Adjusted Earnings before Interest Tax Depreciation and Amortization was $346.8 million in the quarter, up from $297.0 million in the prior year quarter.

Allegheny Energy recorded an operating income of $252.6 million, up 22.9% over the prior year quarter.

Segment Update

Regulated Operations: Segment revenue increased 35.2% year over year to $484.5 million in the quarter under review.

Adjusted net income of $62.8 million was a substantial increase of 61.9% year over year. Higher usage, higher revenue from transmission expansion and a base rate increase in West Virginia drove the improvement. However, the improvement was muted to some extent due to higher service restoration costs and Virginia distribution operations disposal.

Merchant Generation: Segment revenue in the quarter was $878.0 million, up 20% over the prior year quarter.

The segment posted adjusted net income of $62.2 million, a slight increase of 1.5% over the prior year quarter.

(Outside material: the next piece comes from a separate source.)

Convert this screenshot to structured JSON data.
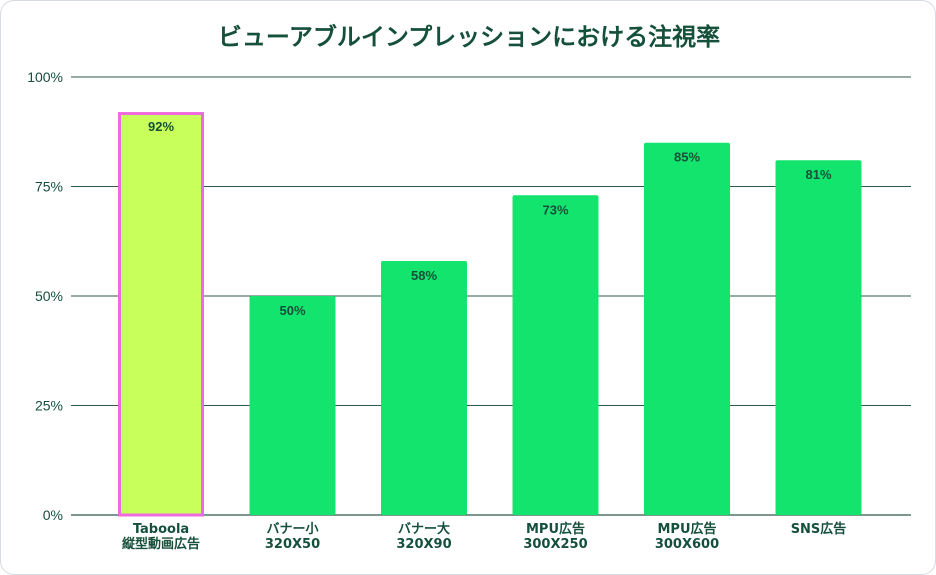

Higher output generation and power prices were partially offset by increased maintenance costs at power plants, depreciation and interest expense as well as adverse effects of power hedges.

Financial Update

Allegheny Energy ended the quarter with cash and cash equivalents of $463.6 million, up from $286.6 million at the end of fourth quarter 2009.

Long term debt increased to $4.6 billion from $4.4 billion in fourth quarter 2009.

The company continues to benefit from transmission expansions. We expect its focus on TrAIL and PATH transmission expansion projects will help generate increased revenue going forward. Also merger with FirstEnergy paves the way for a utility behemoth with ten regulated electric distribution companies providing electricity services to more than 6 million customers in 7 states.

However, increasing operating costs as well as debt levels make us cautious.

We maintain our “Neutral” recommendation on Allegheny Energy over the long term. The quantitative Zacks #3 Rank (short-term Hold rating) for the company indicates no clear directional pressure on the shares over the near term.